Now I get to quote myself, which is always fun:

It’s always, always your responsibility as a creator to understand the full extent of the concessions granted by a license you release your work under. If you decide you want to use a Creative Commons license, you should actually read it. Not just the “human deed,” but the full text. If you don’t understand the license… Don’t use it!

Does Flickr bear the burden of explaining these licenses to its users? Yes, I think they are responsible for being conscientious communicators of the message of Creative Commons and of the repercussions and/or implications of selecting certain options on their own website. Are they legally vulnerable in connection to the way they handle the licenses now? Perhaps. Who’s fault is it if someone’s photograph, posted under a free-use Creative Commons license is used in business for significant financial benefit of a third party? The photographer.

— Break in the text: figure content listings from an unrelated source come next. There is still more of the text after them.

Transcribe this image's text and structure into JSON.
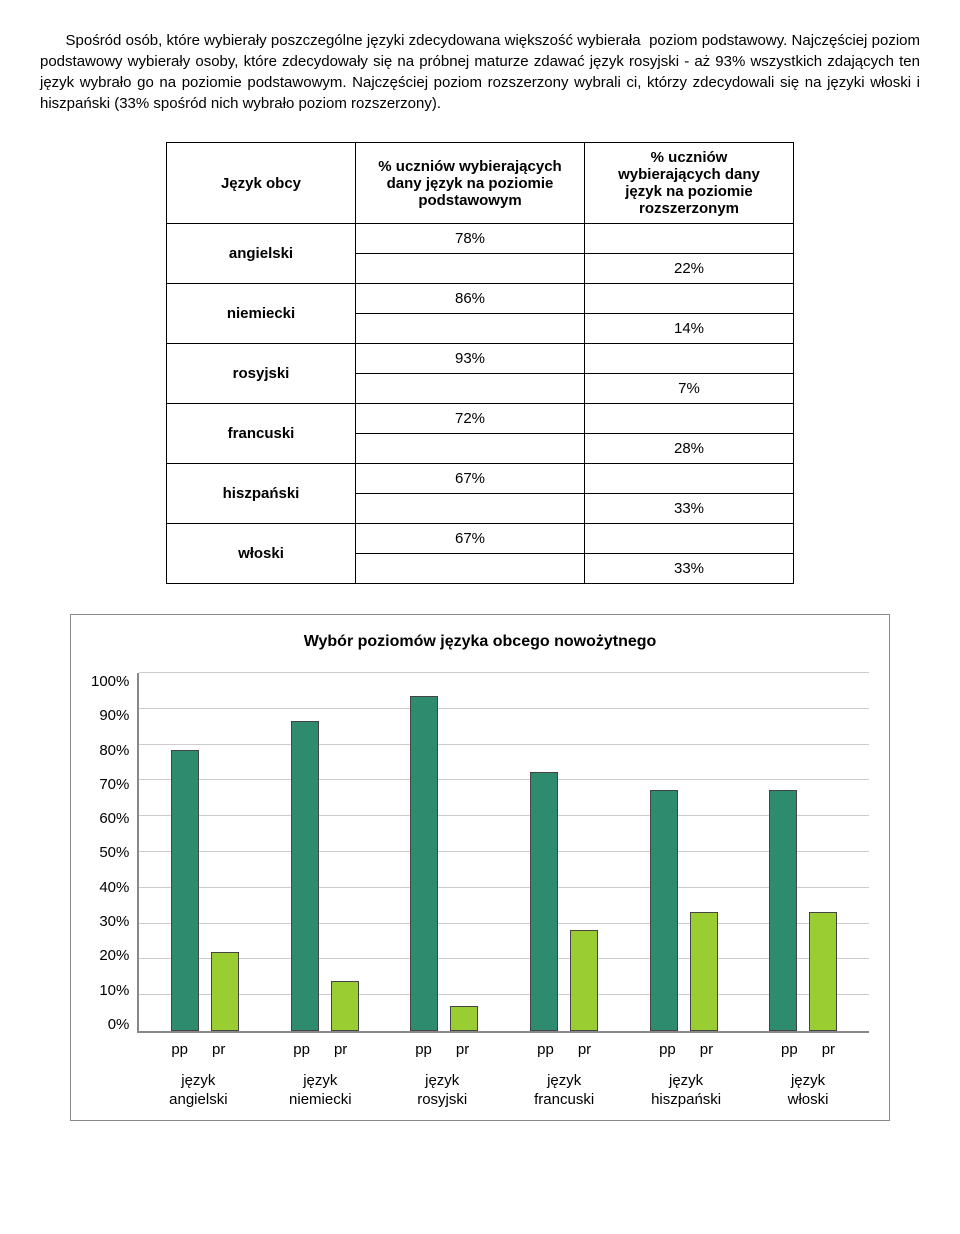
{
  "paragraph": {
    "text": "      Spośród osób, które wybierały poszczególne języki zdecydowana większość wybierała  poziom podstawowy. Najczęściej poziom podstawowy wybierały osoby, które zdecydowały się na próbnej maturze zdawać język rosyjski - aż 93% wszystkich zdających ten język wybrało go na poziomie podstawowym. Najczęściej poziom rozszerzony wybrali ci, którzy zdecydowali się na języki włoski i hiszpański (33% spośród nich wybrało poziom rozszerzony)."
  },
  "table": {
    "col1": "Język obcy",
    "col2": "% uczniów wybierających dany język na poziomie podstawowym",
    "col3": "% uczniów wybierających dany język na poziomie rozszerzonym",
    "rows": [
      {
        "lang": "angielski",
        "pp": "78%",
        "pr": "22%"
      },
      {
        "lang": "niemiecki",
        "pp": "86%",
        "pr": "14%"
      },
      {
        "lang": "rosyjski",
        "pp": "93%",
        "pr": "7%"
      },
      {
        "lang": "francuski",
        "pp": "72%",
        "pr": "28%"
      },
      {
        "lang": "hiszpański",
        "pp": "67%",
        "pr": "33%"
      },
      {
        "lang": "włoski",
        "pp": "67%",
        "pr": "33%"
      }
    ]
  },
  "chart": {
    "title": "Wybór poziomów języka obcego nowożytnego",
    "yticks": [
      "100%",
      "90%",
      "80%",
      "70%",
      "60%",
      "50%",
      "40%",
      "30%",
      "20%",
      "10%",
      "0%"
    ],
    "color_pp": "#2e8b6e",
    "color_pr": "#9acd32",
    "word_jezyk": "język",
    "label_pp": "pp",
    "label_pr": "pr",
    "series": [
      {
        "lang": "angielski",
        "pp": 78,
        "pr": 22
      },
      {
        "lang": "niemiecki",
        "pp": 86,
        "pr": 14
      },
      {
        "lang": "rosyjski",
        "pp": 93,
        "pr": 7
      },
      {
        "lang": "francuski",
        "pp": 72,
        "pr": 28
      },
      {
        "lang": "hiszpański",
        "pp": 67,
        "pr": 33
      },
      {
        "lang": "włoski",
        "pp": 67,
        "pr": 33
      }
    ]
  }
}
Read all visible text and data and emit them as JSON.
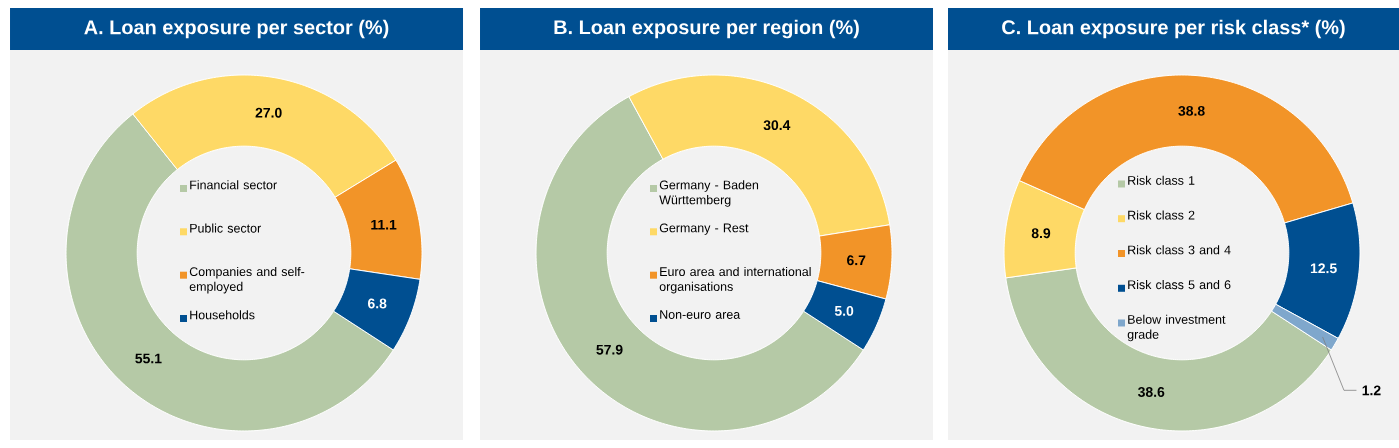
{
  "chart_data": [
    {
      "type": "donut",
      "title": "A. Loan exposure per sector (%)",
      "categories": [
        "Financial sector",
        "Public sector",
        "Companies and self-employed",
        "Households"
      ],
      "values": [
        55.1,
        27.0,
        11.1,
        6.8
      ],
      "value_labels": [
        "55.1",
        "27.0",
        "11.1",
        "6.8"
      ],
      "colors": [
        "#b5c9a6",
        "#fed966",
        "#f29428",
        "#004f91"
      ],
      "legend": "center"
    },
    {
      "type": "donut",
      "title": "B. Loan exposure per region (%)",
      "categories": [
        "Germany - Baden Württemberg",
        "Germany - Rest",
        "Euro area and international organisations",
        "Non-euro area"
      ],
      "values": [
        57.9,
        30.4,
        6.7,
        5.0
      ],
      "value_labels": [
        "57.9",
        "30.4",
        "6.7",
        "5.0"
      ],
      "colors": [
        "#b5c9a6",
        "#fed966",
        "#f29428",
        "#004f91"
      ],
      "legend": "center"
    },
    {
      "type": "donut",
      "title": "C. Loan exposure per risk class* (%)",
      "categories": [
        "Risk class 1",
        "Risk class 2",
        "Risk class 3 and 4",
        "Risk class 5 and 6",
        "Below investment grade"
      ],
      "values": [
        38.6,
        8.9,
        38.8,
        12.5,
        1.2
      ],
      "value_labels": [
        "38.6",
        "8.9",
        "38.8",
        "12.5",
        "1.2"
      ],
      "colors": [
        "#b5c9a6",
        "#fed966",
        "#f29428",
        "#004f91",
        "#7fa7cc"
      ],
      "legend": "center"
    }
  ]
}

As a creator, you have the last word when it comes to the use of your work, so be as cynical and discriminating as you can bear to be.

I do not believe that the existence of the Creative Commons, nor its use by photographers and other artists, is detrimental to any professional creative industry. Though it may add confusion to an already troubled and labyrinthine forest of copyright law, and may seem a target of convenience for burgeoning professionals who mistakenly allowed their work to be used without consent, the core mechanics of licensing creative work have not changed. This is both an exciting and confusing time for digital media creators, but it remains our responsibility to act with informed judgment.

Before I close, I would like to thank Dan Heller for taking the time to write such a thorough analysis of Creative Commons from the stock perspective, which was a viewpoint conspicuously missing thus far from most discourse. His article did serve to expose a lot of interesting licensing issues that are hot-button topics for professionals nowadays, especially anyone participating in Flickr as a promotional tool.